Desde que era pequeña, me daban miedo los espejos antiguos. Mi abuela me decía que algunos eran puertas, en lugar de reflejos. Que, si me quedaba mirándolos demasiado tiempo, algo al otro lado me devolvía la mirada con un segundo de atraso y que, si yo no reaccionaba a tiempo, se metía en esta realidad para ya nunca más volver a marcharse.
En mi rellano del edificio había uno, uno enorme. No era tan viejo, pero tenía esas marcas típicas del paso del tiempo: la pintura del marco desconchada, el cristal manchado por las esquinas. Ningún vecino recordaba cómo y quién lo había traído hasta allí.
Nunca quise prestarle mucha atención, pero, últimamente, sobre todo cuando llegaba tarde del trabajo, notaba algo extraño al pasar junto a él. A veces parecía como si me reflejo se moviese un poco después de yo pasar. Apenas un segundo más tarde. Pensé que se debía al cansancio del final del día, a la poca luz que había en el rellano, o al efecto que las historias de mi abuela empezaban a causarme bajo la piel y hasta dentro de la cabeza.

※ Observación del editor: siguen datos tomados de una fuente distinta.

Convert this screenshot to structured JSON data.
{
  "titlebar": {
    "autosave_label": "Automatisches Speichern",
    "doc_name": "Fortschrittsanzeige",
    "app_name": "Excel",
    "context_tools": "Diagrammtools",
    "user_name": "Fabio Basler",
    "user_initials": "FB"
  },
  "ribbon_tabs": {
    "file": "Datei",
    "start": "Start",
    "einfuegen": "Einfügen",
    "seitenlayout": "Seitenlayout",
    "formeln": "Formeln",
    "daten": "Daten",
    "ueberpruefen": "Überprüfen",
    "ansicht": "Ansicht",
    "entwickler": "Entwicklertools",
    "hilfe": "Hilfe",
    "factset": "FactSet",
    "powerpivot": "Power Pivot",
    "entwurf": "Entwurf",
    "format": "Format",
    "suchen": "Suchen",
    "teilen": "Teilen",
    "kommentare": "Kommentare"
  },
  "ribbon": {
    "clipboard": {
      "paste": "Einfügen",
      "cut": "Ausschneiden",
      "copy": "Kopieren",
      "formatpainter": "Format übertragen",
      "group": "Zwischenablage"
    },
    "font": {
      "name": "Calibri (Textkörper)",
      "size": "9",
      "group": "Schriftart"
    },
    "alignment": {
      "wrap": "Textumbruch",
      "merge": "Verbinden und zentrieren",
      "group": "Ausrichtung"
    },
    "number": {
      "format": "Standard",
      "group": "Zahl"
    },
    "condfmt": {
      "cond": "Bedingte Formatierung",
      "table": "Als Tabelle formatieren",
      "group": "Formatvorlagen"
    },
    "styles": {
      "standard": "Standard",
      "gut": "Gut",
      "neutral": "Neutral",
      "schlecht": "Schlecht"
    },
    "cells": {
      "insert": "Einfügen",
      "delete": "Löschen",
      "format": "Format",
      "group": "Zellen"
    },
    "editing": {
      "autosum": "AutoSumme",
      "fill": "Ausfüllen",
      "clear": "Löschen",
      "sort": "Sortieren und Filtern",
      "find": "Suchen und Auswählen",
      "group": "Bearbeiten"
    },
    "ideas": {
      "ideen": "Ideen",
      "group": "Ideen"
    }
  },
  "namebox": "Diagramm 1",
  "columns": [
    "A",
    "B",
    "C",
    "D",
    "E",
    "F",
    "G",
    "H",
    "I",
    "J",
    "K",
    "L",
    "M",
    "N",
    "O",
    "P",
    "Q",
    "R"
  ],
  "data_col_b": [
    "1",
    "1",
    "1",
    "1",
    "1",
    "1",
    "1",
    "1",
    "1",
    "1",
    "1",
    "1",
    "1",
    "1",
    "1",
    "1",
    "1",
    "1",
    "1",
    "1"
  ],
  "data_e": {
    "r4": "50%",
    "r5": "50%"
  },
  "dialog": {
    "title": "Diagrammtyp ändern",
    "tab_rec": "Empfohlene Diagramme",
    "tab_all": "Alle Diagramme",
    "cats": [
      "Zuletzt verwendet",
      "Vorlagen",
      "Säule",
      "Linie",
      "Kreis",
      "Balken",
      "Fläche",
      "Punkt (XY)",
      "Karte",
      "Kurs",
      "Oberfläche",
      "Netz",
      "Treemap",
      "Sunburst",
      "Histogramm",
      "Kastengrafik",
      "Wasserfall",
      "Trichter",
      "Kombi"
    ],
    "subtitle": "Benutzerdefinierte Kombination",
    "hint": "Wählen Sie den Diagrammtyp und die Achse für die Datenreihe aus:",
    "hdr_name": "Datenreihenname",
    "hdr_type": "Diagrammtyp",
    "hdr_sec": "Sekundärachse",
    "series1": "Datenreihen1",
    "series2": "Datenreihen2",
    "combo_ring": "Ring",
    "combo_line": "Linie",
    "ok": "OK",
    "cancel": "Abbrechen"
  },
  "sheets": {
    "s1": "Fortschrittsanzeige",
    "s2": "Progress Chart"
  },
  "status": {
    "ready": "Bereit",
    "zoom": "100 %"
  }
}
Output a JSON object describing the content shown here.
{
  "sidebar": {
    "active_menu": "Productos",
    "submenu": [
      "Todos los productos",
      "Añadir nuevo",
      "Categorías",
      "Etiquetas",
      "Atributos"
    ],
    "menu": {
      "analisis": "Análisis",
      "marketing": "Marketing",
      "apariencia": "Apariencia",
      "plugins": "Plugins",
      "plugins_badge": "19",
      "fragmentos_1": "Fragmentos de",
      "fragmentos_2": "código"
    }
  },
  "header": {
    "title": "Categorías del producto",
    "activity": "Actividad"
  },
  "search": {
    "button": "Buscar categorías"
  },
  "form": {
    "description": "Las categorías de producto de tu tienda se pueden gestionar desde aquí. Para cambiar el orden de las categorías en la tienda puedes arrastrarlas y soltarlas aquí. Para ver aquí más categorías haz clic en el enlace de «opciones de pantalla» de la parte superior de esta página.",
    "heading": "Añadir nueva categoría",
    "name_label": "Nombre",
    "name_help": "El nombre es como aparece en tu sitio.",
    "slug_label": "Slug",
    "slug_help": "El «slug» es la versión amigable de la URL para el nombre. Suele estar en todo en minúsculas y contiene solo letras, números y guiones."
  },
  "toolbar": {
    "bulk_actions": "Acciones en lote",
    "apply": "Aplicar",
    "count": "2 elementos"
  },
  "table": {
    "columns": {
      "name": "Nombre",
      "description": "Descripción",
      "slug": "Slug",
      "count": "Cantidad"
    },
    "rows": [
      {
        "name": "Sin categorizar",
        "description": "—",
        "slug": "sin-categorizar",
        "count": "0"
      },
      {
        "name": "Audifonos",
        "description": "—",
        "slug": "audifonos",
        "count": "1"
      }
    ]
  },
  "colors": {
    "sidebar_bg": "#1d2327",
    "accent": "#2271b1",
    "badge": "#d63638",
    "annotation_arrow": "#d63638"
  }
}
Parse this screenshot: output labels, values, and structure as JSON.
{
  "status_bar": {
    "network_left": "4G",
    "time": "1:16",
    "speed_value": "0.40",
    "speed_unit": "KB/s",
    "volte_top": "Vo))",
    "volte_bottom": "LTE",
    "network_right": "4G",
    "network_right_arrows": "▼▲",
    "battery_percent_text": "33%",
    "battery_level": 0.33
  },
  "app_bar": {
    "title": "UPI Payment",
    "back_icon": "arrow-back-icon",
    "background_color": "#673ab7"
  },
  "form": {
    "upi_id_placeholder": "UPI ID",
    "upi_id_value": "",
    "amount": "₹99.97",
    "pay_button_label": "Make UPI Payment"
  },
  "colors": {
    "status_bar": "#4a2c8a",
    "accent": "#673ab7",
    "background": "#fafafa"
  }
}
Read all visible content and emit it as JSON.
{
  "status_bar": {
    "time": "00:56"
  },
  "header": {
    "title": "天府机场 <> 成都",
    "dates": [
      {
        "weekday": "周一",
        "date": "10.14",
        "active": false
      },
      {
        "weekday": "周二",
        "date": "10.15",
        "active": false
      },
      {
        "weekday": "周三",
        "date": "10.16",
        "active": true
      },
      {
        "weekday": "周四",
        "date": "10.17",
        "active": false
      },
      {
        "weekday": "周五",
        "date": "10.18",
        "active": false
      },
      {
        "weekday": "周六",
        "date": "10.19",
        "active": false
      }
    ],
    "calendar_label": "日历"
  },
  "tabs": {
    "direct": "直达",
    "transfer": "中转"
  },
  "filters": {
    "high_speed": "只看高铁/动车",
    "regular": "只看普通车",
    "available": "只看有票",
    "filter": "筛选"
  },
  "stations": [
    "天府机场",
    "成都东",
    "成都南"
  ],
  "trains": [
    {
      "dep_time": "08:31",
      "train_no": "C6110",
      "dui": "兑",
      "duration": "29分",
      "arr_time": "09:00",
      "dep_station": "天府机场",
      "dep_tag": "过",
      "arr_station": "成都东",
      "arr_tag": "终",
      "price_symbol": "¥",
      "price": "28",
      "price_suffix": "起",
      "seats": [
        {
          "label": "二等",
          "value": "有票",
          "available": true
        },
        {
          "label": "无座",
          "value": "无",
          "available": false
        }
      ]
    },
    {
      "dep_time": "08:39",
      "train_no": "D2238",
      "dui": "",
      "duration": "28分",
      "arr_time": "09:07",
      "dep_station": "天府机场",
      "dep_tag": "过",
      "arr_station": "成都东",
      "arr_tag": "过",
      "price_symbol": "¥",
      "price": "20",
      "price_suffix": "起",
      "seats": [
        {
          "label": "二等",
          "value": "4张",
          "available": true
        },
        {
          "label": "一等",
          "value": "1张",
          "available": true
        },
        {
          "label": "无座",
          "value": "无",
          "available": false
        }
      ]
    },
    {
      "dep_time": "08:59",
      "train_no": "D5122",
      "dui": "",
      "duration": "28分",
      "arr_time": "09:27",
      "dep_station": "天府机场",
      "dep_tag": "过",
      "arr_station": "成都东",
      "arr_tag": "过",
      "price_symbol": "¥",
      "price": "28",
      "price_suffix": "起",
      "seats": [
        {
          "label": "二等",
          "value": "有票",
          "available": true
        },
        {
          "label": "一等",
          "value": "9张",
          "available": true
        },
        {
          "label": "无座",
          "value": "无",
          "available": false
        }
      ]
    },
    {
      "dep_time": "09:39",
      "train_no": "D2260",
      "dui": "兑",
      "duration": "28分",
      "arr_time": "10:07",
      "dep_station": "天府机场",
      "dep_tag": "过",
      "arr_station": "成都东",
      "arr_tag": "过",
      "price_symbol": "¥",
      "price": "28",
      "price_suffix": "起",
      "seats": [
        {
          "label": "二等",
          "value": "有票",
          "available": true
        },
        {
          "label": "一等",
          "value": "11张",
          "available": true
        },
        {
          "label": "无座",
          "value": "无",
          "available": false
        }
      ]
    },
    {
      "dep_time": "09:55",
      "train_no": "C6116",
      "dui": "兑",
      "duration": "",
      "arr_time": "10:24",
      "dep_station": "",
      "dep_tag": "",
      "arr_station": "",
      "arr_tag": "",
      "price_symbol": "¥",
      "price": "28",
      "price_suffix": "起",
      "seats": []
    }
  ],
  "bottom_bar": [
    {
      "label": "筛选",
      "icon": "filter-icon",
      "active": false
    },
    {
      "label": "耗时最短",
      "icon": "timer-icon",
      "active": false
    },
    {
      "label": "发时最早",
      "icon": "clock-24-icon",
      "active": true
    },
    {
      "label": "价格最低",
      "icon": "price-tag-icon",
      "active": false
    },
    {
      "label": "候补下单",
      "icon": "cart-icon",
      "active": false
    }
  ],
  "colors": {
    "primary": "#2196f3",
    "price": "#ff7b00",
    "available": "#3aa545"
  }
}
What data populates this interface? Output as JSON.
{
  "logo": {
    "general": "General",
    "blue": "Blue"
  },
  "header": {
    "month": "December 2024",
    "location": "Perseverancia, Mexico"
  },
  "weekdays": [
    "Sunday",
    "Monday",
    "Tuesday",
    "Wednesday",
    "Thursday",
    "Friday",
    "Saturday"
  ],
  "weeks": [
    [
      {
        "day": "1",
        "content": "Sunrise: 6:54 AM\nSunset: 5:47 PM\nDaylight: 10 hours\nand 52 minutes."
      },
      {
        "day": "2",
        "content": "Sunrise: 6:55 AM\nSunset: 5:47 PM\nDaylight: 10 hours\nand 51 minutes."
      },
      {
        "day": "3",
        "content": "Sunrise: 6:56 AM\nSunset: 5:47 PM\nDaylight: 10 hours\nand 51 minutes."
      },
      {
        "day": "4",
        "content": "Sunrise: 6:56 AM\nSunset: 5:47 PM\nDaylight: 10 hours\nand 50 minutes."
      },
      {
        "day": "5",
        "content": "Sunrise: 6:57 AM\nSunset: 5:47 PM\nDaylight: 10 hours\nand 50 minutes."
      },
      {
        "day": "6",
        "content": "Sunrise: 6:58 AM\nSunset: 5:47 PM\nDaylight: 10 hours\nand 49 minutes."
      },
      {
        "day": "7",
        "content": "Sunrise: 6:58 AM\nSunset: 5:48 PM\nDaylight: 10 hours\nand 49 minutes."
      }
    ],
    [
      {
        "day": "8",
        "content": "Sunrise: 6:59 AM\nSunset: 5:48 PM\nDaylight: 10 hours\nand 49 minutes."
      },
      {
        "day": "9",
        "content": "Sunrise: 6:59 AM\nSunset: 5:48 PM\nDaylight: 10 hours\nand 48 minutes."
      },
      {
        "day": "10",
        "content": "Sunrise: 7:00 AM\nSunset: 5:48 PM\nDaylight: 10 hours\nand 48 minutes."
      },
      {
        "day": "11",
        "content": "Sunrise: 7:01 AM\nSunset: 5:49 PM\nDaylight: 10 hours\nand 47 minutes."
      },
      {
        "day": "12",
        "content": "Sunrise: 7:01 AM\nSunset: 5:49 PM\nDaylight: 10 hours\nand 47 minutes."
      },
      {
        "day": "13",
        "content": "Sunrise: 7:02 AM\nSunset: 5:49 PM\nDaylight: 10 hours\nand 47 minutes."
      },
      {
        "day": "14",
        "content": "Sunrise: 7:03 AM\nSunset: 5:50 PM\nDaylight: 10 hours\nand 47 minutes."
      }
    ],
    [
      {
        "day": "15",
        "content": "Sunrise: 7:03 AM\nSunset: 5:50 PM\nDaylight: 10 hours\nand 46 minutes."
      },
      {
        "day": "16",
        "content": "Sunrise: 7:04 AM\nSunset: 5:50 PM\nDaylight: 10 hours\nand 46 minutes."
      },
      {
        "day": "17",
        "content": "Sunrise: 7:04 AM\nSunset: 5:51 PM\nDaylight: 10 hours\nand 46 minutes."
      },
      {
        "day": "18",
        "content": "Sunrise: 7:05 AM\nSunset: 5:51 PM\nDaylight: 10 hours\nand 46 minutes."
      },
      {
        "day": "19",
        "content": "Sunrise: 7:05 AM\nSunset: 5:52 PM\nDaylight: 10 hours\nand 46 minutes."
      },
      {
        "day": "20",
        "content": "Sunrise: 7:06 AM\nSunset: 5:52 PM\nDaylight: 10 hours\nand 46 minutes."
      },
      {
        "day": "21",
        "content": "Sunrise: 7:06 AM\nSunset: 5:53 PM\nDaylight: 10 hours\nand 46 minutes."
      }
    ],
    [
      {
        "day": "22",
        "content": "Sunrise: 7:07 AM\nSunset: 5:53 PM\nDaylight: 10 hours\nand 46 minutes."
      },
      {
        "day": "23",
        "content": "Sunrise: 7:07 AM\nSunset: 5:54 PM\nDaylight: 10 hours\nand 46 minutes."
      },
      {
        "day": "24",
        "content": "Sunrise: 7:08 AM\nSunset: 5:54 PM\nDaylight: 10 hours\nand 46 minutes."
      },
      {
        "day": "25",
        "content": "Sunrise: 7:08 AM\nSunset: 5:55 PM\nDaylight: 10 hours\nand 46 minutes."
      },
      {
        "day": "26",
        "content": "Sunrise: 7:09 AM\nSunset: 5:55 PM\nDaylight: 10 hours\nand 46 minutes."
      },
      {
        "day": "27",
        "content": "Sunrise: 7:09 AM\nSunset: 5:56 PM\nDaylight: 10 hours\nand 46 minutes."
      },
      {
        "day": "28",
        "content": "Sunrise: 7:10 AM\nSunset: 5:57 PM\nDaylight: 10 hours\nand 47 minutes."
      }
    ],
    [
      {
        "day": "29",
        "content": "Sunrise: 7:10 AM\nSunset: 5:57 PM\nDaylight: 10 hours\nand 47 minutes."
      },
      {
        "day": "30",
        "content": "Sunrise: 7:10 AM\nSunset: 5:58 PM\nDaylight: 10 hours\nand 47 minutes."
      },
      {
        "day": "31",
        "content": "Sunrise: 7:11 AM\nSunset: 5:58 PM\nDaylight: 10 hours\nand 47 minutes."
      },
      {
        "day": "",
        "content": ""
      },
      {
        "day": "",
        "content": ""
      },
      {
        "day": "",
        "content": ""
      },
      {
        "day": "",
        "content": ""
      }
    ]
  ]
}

La última vez fue anoche que, para no variar, volví a llegar tarde del trabajo. Era casi medianoche. El pasillo estaba oscuro, salvo por el leve reflejo naranja de las farolas de la calle. Pasé rápido junto al espejo, agachando la mirada, y escuché un leve sonido: un ligero roce de uñas sobre el cristal.
Me detuve.
Miré.
Mi reflejo estaba de espaldas.
Un escalofrío se adueñó de todo mi cuerpo, dejándome completamente paralizada. La figura del espejo comenzó a girar lentamente hasta quedar frente a mí. Tenía mi rostro, sí... pero sus ojos no eran los míos.
Sonreía de manera extraña.
Di un paso atrás para echar a correr, pero tropecé con el cubo de la fregona que el portero había dejado en mitad del pasillo. La botella de agua que llevaba en la mano saltó por los aires y se estalló contra el espejo, derramando sobre él todo el contenido.
Como por arte de magia —o quizá por el golpe— el cristal se estremeció, y en el reflejo vi cara desvanecerse, como si alguien lo borrara pasándole un trapo.
Me levanté y corría hacia mi casa.
Esta mañana, el espejo ya no estaba. En su lugar solo quedaba la marca de la pared y en el suelo la huella de una mano abierta.
No pregunté a dónde se lo habían llevado porque, en realidad, me alegraba que ya no estuviera pero, cuando caminé hacia el portal decidida a salir a la calle con la mayor de las sonrisas en la cara, vi mi reflejo en el cristal de la puerta.
Esta vez… parpadeó un segundo antes que yo.